L’ancêtre amérindienne Cécile Kaorate
Son nom apparaît dans la lignée maternelle de ma grand-mère Blanche Lizotte dite Lisette lors de son mariage avec Jean-Baptiste Gagnon. Elle est la petite-fille de Nicolas Peltier dit Marolles, marié successivement avec trois Indiennes du Domaine du Roy entre 1675 et 1721. Selon toute vraisemblance, Cécile Kaorate est la fille de l'une ou l'autre de deux demies-soeurs Peltier, la première Marie-Jeanne, fille de l'innue Madeleine Teg8achik, et Marie-Josephte, fille de l'algonquine Françoise 8ebechinok8e ; et elle aurait été conçue avec l'un ou l'autre des deux frères montagnais Kaorate, Charles et Thomas.

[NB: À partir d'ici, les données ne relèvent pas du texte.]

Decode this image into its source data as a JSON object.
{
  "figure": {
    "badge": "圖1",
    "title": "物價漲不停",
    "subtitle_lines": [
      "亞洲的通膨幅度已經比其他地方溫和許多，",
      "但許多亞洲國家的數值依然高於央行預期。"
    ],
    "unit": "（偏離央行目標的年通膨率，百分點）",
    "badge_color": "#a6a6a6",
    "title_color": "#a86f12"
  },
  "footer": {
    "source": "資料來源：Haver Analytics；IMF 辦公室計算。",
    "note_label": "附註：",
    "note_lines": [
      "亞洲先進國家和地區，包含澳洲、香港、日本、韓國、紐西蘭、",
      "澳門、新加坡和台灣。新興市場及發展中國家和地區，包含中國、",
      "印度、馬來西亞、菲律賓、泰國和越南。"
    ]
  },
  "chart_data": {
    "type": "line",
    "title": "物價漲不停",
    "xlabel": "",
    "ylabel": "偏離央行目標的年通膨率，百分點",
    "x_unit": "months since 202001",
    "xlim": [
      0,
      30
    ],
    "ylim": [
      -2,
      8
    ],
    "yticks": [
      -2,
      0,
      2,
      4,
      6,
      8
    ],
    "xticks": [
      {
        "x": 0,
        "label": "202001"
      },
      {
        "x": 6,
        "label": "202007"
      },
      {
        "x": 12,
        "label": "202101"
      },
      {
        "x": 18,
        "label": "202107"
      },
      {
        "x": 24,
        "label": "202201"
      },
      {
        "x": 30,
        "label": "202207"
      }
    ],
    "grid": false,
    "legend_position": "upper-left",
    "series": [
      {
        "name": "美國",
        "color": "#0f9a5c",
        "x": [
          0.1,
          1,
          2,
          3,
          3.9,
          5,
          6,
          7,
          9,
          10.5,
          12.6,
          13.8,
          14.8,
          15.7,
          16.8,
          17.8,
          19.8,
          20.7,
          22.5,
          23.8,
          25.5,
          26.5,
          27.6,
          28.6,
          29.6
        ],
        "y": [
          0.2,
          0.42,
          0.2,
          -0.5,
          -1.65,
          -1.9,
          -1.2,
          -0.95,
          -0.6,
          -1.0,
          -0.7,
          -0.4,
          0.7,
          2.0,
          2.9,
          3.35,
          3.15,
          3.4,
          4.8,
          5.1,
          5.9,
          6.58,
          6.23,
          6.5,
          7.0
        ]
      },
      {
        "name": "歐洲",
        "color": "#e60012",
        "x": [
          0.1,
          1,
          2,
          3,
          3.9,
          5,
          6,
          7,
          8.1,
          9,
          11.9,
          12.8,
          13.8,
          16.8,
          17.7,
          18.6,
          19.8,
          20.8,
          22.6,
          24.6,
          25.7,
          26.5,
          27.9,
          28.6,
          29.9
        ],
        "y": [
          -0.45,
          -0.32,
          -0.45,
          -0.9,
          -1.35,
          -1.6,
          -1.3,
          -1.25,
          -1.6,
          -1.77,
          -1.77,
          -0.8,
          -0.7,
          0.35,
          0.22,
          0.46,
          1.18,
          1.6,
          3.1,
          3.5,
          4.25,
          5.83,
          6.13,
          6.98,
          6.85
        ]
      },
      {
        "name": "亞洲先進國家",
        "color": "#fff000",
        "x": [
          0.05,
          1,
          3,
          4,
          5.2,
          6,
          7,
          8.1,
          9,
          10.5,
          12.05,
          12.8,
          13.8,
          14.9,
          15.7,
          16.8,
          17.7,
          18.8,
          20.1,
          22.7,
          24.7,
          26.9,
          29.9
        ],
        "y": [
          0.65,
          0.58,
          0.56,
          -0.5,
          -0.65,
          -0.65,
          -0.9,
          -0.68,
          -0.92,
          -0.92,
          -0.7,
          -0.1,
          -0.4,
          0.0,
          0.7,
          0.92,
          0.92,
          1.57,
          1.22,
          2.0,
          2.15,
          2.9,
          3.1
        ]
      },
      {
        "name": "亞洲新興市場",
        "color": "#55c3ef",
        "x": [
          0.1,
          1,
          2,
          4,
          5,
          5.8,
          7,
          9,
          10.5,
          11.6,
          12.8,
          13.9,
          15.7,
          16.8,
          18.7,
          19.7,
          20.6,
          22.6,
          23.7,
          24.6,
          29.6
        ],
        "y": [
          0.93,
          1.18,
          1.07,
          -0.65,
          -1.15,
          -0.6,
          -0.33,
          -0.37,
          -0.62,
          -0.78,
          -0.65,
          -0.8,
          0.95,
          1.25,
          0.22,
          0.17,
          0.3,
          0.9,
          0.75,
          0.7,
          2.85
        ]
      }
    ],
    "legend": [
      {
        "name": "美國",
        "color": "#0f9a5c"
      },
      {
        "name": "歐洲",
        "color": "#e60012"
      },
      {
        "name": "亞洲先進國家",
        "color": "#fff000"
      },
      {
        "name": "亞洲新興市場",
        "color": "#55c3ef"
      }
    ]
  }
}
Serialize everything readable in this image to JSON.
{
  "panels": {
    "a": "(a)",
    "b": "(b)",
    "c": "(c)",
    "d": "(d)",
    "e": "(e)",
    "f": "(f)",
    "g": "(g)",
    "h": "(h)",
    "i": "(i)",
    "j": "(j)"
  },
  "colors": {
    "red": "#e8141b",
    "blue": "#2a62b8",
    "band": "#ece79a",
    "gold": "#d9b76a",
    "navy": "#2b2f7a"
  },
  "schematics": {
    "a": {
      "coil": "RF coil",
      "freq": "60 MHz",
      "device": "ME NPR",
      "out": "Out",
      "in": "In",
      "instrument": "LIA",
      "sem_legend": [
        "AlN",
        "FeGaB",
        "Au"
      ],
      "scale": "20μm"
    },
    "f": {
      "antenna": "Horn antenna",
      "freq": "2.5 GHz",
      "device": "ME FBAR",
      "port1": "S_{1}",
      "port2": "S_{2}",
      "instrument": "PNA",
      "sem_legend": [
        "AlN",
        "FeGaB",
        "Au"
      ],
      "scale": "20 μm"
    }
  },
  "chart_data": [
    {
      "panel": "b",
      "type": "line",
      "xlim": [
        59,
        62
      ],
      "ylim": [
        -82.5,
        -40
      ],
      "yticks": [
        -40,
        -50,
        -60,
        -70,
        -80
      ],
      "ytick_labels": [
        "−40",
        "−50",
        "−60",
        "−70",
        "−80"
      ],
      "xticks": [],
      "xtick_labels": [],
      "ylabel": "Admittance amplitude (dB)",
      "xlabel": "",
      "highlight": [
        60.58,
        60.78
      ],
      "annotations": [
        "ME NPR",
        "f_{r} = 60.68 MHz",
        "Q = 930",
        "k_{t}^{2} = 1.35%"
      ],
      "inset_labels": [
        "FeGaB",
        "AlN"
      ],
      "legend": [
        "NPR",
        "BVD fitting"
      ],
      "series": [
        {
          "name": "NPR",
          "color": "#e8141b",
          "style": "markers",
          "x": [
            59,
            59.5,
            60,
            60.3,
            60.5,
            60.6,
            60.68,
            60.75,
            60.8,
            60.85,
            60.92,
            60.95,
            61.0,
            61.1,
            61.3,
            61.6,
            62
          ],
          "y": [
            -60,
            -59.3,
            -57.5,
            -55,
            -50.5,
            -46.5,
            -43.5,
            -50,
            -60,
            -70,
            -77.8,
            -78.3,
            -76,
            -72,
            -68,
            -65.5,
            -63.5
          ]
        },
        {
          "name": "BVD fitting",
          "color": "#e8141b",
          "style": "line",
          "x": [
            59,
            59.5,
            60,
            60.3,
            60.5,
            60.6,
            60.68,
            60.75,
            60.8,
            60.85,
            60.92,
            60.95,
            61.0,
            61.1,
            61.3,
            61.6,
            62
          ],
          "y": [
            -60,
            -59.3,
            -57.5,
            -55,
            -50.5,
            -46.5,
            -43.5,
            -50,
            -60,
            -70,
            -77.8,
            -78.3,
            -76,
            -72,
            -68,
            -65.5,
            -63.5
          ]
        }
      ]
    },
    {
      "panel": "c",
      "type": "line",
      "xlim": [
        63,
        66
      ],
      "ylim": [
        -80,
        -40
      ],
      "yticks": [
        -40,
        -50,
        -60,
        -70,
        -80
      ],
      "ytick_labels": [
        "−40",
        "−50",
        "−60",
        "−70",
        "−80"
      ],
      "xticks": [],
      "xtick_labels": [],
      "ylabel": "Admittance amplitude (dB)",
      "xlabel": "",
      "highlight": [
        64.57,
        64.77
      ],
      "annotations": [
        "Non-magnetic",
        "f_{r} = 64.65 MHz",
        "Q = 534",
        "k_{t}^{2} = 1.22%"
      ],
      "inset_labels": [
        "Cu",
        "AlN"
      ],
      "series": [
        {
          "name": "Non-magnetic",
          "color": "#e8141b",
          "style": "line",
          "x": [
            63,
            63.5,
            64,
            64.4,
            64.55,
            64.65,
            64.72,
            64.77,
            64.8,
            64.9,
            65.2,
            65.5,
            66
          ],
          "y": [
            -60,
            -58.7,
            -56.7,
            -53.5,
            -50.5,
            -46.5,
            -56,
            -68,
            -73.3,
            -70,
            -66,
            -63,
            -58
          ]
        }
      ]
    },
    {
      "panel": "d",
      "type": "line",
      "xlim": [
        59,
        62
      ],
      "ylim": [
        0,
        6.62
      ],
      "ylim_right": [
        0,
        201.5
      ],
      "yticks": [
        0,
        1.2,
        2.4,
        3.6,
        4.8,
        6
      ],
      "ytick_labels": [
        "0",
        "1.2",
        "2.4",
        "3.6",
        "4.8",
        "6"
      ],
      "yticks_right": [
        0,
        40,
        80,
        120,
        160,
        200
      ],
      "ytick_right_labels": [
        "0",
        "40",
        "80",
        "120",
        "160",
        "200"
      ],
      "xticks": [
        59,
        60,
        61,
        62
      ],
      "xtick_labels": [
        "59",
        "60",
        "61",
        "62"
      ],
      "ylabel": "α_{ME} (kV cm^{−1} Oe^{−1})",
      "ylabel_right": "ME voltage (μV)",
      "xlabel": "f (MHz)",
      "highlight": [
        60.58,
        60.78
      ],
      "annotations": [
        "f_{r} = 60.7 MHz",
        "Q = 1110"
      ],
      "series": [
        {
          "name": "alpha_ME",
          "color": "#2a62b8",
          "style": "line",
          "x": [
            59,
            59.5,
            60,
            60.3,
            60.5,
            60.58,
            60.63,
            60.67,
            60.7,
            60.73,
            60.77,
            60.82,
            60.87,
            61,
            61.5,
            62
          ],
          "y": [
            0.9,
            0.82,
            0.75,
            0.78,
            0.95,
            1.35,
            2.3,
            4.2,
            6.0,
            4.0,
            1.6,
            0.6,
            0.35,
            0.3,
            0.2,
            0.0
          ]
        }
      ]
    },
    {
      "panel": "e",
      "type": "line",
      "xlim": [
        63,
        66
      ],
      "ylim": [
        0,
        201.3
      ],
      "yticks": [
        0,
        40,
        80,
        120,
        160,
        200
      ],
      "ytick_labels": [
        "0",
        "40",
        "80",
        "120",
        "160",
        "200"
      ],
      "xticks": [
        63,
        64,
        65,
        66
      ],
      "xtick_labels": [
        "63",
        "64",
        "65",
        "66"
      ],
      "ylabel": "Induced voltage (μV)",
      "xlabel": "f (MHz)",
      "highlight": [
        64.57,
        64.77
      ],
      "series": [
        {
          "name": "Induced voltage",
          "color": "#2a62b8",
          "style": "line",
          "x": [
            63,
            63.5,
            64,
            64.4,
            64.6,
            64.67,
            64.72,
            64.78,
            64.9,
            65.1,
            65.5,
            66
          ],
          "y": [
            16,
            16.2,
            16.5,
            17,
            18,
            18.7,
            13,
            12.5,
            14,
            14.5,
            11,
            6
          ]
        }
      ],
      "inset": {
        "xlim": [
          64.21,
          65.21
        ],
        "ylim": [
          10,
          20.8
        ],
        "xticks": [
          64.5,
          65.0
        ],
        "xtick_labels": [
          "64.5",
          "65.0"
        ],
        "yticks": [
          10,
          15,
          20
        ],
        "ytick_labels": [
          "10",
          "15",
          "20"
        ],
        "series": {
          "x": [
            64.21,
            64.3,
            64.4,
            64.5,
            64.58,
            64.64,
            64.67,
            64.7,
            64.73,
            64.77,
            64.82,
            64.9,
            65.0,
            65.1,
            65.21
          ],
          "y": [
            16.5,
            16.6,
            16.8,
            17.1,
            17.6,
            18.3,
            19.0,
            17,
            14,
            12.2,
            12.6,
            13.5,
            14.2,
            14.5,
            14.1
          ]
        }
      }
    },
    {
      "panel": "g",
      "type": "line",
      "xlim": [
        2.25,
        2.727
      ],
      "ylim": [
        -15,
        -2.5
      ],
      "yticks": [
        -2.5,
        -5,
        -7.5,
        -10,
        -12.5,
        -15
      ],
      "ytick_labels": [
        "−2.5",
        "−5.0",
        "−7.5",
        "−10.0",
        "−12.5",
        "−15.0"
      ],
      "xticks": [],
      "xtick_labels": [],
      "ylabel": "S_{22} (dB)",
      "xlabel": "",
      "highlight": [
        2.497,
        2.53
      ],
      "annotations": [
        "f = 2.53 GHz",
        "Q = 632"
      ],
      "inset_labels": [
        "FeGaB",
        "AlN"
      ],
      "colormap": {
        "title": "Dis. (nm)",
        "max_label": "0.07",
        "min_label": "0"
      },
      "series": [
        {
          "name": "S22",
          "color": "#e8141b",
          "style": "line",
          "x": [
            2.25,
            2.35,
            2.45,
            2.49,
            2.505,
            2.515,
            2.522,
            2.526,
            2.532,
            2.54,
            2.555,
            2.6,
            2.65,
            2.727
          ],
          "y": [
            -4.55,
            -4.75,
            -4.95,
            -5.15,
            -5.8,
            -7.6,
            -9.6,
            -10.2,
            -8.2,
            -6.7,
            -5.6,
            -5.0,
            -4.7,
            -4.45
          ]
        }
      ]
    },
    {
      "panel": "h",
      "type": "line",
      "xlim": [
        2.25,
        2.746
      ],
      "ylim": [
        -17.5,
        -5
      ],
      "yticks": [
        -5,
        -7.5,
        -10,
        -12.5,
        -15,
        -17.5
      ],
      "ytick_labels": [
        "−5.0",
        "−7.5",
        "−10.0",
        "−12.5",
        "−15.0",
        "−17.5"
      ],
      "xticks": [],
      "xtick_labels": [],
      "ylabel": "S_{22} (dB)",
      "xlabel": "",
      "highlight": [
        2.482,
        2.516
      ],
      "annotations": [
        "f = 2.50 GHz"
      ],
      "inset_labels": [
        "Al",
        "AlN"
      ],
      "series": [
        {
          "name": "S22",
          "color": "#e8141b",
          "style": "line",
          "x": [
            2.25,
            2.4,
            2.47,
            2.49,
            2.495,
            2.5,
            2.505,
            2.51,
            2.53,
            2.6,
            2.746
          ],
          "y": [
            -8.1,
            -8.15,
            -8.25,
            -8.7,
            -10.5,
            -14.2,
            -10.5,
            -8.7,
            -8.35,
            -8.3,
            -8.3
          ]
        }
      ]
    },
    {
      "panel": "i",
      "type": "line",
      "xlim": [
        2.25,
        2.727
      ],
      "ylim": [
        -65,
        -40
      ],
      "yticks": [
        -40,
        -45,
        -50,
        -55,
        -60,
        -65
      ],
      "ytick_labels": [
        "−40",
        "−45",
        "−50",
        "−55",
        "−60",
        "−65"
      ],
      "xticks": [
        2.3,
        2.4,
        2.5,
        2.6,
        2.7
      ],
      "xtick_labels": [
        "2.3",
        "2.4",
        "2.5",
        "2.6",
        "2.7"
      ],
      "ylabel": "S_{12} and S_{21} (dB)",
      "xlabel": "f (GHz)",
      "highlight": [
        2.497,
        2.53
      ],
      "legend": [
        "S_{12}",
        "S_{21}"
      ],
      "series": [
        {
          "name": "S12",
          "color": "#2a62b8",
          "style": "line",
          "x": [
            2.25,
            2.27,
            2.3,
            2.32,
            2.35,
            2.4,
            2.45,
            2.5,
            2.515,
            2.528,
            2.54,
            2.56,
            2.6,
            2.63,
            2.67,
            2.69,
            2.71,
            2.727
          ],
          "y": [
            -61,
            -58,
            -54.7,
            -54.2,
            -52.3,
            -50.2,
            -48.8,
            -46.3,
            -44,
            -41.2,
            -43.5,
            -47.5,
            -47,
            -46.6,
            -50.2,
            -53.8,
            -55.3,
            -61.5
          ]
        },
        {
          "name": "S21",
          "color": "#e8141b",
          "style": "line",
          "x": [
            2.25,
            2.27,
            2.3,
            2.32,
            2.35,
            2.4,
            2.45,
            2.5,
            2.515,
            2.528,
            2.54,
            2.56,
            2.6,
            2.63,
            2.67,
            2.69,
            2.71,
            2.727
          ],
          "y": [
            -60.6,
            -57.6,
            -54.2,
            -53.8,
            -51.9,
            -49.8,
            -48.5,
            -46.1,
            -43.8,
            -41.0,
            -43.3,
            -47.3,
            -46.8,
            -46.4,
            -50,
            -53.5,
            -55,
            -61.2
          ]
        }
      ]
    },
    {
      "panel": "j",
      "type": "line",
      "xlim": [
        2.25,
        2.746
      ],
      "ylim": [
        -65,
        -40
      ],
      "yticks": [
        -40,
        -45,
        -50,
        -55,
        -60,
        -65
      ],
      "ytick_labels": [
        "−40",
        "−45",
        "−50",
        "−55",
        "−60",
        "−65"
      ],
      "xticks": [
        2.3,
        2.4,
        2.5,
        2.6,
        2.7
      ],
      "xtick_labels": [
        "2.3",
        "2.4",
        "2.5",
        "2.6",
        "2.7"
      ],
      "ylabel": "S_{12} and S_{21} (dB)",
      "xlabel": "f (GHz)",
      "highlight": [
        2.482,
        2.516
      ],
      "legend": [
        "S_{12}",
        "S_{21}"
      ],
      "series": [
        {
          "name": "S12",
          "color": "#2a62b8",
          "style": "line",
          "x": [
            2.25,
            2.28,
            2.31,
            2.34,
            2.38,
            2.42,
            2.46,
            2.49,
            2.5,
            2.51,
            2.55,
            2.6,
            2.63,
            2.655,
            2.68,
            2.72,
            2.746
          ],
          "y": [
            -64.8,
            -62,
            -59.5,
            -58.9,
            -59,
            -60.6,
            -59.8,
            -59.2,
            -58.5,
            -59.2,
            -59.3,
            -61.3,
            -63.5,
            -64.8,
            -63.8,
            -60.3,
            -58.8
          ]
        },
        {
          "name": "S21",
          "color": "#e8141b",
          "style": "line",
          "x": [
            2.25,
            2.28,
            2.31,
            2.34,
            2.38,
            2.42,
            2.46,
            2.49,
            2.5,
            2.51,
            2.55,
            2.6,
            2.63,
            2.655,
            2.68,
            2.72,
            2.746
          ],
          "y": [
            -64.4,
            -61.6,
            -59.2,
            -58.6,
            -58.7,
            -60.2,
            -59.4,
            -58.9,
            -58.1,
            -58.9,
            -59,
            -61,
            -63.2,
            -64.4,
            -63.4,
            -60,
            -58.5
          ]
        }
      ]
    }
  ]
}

L'imbroglio à propos de ses géniteurs tient au fait que le système de parenté (et de tabous matrimoniaux, donc) chez les Montagnais et les autres groupes autochtones fut assez différent de celui des Français pour que les missionnaires y aient vu une source de « scandale », et à l’absence de sources écrites sur les mariages et les naissances chez les Indiens. L’historienne Russel Bouchard, qui est aussi un descendant de Cécile Kaorate et qui a cherché à identifier les père et mère de cette jeune femme plus sauvagesse que métisse, en arrive même à envisager qu'il y ait eu deux Cécile Kaorate, nées des unions de Marie-Jeanne et de Thomas et de Marie-Josèphe et de Charles ; ou que les deux sœurs aient partagé la couche des deux frères, toujours selon les règles familiales en vigueur chez les Sauvages du Domaine du Roy. (Russel Bouchard, Naissance d’une nouvelle humanité au coeur du Québec, 2013, pp. 159-162)
par MARC DORÉ
Cécile est née en 1722; elle s’est mariée à Jean-Baptiste Gagnon le 16 avril 1742, à Saint-Joachim. Elle avait 20 ans, lui 44; ils vivaient maritalement ensemble depuis deux ans et avaient déjà une fille, Charlotte. Selon certaines sources (le généalogiste Tanguay y fait allusion), Jean-Baptiste, dont la famille habitait à La Malbaie, était commis au poste de traite de Tadoussac, et donc en contact régulier avec les trappeurs amérindiens. Si Marie-Jeanne née en 1674 est la mère de Cécile, elle aurait eu 48 ans à la naissance de Cécile, ce qui est un exploit aujourd’hui, et qui aurait sans doute été un miracle à l’époque! La différence d’âge de Cécile avec Marie-Josephte née en 1697 est plus “normale”: 25 ans. Mais l’acte de mariage Cécile signé par le prêtre mentionne qu’elle est “montagnaise”, sans identifier ses parents, même si on sait que son père Kaorate était un Innu. Or si la mère de Marie-Jeanne est une Montagnaise, celle de Marie-Josephte est algonquine. Allez savoir dans ces conditions qui est la mère de qui!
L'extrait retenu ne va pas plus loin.